6005A激光-MIG复合焊接头组织及力学性能研究

为了研究高强度铝合金的焊接性能,了解激光与金属惰性气体(MIG)之间的相互作用机理,进一步优化焊接工艺参量, 采用光纤激光器与MIG复合焊焊机对3mm厚6005A铝合金进行了复合焊接试验研究。结合焊缝形貌、接头的力学性能等,分析了工艺参量对焊缝质量的影响规律。结果表明, 采用激光-MIG复合焊接6005A,在合适的工艺参量下,可以实现表面成形良好的接头;焊缝中的物相主要由-Al固溶体和弥散分布在基体中的第二相Mg2Si组成;焊缝区的显微硬度明显低于热影响区和母材的显微硬度,接头的断裂处发生在焊缝区,这是由于焊接热循环导致焊缝区组织粗化与气孔缺陷所致,接头的断裂形式为韧性断裂,断裂处呈现大量的韧窝,接头的抗拉强度为251.52MPa,可以达到母材的89.19%。焊接质量符合工程需要。

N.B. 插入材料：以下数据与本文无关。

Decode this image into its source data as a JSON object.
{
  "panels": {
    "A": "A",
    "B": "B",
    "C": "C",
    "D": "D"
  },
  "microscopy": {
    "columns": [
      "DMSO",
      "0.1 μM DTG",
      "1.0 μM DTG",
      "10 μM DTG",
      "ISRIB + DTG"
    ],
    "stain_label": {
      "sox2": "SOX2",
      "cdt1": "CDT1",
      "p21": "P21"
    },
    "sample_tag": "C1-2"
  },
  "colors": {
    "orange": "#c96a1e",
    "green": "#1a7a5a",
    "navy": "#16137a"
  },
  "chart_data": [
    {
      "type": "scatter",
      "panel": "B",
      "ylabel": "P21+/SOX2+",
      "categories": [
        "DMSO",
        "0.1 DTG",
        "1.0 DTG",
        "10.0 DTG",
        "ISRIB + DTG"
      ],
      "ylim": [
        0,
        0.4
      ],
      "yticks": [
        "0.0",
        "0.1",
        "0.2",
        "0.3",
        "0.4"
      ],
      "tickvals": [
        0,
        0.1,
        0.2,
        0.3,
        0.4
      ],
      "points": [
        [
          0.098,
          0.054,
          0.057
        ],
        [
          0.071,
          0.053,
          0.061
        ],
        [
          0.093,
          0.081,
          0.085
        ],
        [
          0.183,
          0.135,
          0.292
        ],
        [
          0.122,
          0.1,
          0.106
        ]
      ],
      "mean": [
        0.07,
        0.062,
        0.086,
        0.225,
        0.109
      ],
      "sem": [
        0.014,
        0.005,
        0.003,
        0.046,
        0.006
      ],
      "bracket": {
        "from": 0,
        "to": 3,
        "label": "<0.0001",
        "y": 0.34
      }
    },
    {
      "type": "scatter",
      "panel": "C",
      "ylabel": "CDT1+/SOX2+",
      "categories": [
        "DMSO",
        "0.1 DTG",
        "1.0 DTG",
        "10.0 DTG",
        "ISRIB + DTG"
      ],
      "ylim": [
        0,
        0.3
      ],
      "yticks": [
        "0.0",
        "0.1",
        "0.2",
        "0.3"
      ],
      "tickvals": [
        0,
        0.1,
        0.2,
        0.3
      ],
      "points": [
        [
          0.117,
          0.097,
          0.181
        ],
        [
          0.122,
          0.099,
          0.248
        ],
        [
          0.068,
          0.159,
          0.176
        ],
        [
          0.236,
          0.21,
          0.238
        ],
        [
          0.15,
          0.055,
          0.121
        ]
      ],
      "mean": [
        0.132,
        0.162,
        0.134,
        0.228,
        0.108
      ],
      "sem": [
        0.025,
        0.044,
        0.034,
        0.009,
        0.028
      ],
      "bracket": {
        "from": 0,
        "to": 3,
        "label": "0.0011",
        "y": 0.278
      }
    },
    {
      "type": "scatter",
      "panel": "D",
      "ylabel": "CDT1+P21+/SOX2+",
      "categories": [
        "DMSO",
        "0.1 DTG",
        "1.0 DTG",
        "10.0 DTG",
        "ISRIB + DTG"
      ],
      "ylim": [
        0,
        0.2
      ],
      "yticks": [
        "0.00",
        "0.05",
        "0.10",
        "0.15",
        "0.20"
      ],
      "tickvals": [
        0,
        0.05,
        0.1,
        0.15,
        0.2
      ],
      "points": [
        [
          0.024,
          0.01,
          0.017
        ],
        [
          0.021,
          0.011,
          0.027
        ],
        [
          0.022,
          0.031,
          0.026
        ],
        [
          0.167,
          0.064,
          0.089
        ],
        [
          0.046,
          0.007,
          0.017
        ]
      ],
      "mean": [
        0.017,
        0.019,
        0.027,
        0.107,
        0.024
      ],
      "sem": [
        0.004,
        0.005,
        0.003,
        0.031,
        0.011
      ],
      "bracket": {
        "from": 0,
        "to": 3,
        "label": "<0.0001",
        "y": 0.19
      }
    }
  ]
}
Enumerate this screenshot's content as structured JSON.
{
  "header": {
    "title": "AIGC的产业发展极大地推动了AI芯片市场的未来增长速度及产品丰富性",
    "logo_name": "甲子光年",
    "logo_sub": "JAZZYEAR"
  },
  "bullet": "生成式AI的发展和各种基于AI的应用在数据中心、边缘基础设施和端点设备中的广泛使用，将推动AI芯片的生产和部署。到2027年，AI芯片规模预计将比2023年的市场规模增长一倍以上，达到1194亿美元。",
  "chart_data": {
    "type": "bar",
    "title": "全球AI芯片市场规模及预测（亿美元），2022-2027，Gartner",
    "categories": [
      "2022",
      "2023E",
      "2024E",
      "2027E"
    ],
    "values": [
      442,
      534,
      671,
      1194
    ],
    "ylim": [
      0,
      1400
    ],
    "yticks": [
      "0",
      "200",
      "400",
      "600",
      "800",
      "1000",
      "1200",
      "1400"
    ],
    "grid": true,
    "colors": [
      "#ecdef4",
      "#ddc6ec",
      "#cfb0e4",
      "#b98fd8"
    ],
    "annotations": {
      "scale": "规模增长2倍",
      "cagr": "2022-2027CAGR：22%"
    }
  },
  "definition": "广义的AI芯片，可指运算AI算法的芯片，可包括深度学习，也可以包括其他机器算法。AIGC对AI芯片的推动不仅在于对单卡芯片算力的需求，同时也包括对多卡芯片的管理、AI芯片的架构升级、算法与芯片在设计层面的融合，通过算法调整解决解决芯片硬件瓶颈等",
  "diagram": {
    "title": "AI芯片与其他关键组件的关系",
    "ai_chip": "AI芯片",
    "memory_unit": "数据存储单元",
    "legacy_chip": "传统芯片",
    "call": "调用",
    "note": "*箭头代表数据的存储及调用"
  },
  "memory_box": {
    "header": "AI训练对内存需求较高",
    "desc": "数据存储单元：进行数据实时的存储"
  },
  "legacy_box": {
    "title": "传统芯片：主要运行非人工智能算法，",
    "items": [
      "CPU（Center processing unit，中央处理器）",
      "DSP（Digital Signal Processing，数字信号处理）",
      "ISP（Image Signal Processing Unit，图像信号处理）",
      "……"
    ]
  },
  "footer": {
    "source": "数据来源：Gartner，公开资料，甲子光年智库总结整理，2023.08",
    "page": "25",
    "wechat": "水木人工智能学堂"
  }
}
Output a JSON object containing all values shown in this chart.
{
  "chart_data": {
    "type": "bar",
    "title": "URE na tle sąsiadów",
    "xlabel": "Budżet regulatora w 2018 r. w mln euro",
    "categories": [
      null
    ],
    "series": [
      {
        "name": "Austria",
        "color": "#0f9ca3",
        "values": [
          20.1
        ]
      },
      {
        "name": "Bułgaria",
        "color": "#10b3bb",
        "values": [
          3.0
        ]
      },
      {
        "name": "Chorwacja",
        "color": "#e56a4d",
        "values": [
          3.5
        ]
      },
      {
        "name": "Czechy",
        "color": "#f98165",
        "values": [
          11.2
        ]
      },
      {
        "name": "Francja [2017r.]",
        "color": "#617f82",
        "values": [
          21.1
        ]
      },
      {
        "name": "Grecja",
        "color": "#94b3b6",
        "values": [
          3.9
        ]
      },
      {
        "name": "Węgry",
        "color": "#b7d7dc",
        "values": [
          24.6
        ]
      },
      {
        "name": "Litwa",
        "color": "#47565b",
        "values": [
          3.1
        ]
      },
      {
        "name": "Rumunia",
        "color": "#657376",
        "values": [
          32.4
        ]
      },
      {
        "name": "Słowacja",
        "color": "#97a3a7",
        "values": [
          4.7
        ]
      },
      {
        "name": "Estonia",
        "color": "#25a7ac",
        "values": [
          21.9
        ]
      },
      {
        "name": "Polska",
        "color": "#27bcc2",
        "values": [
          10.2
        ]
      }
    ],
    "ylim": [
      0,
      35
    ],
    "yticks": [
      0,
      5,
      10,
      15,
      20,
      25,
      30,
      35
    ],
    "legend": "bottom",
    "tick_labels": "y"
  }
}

Study on microstructure and mechanical properties of 6005A joint in laser-MIG hybrid welding

In order to study the welding of high-strength aluminum alloy, understand the interaction mechanism between laser and metal inert gas (MIG) and optimize the welding process parameters further, experimental investigation on 6005A aluminum alloy with 3mm thickness in laser-MIG hybrid welding was performed using fiber laser and MIG welding machine. The influence of process parameters on weld quality was analyzed after combining weld morphology with mechanical properties of joints. The results show that a joint with good deformation for 6005A aluminum alloy under appropriate process parameters can be achieved in laser-MIG hybrid welding. Phases in the weld are mainly composed of -Al solid solution and the second phase Mg2Si dispersed in the matrix. It also is found that the hardness in the weld zone is significantly lower than that of the heat affected zone and the base metal. The fracture of welded joint occurs in the weld zone on account of microstructure coarsening and porosity defect induced by welding thermal cycle. It ruptures in the form of ductile fracture, where a lot of dimples appear. The tensile strength of the joint is 251.52MPa, 89.19% of the parent material. The weld quality meets the project requirements.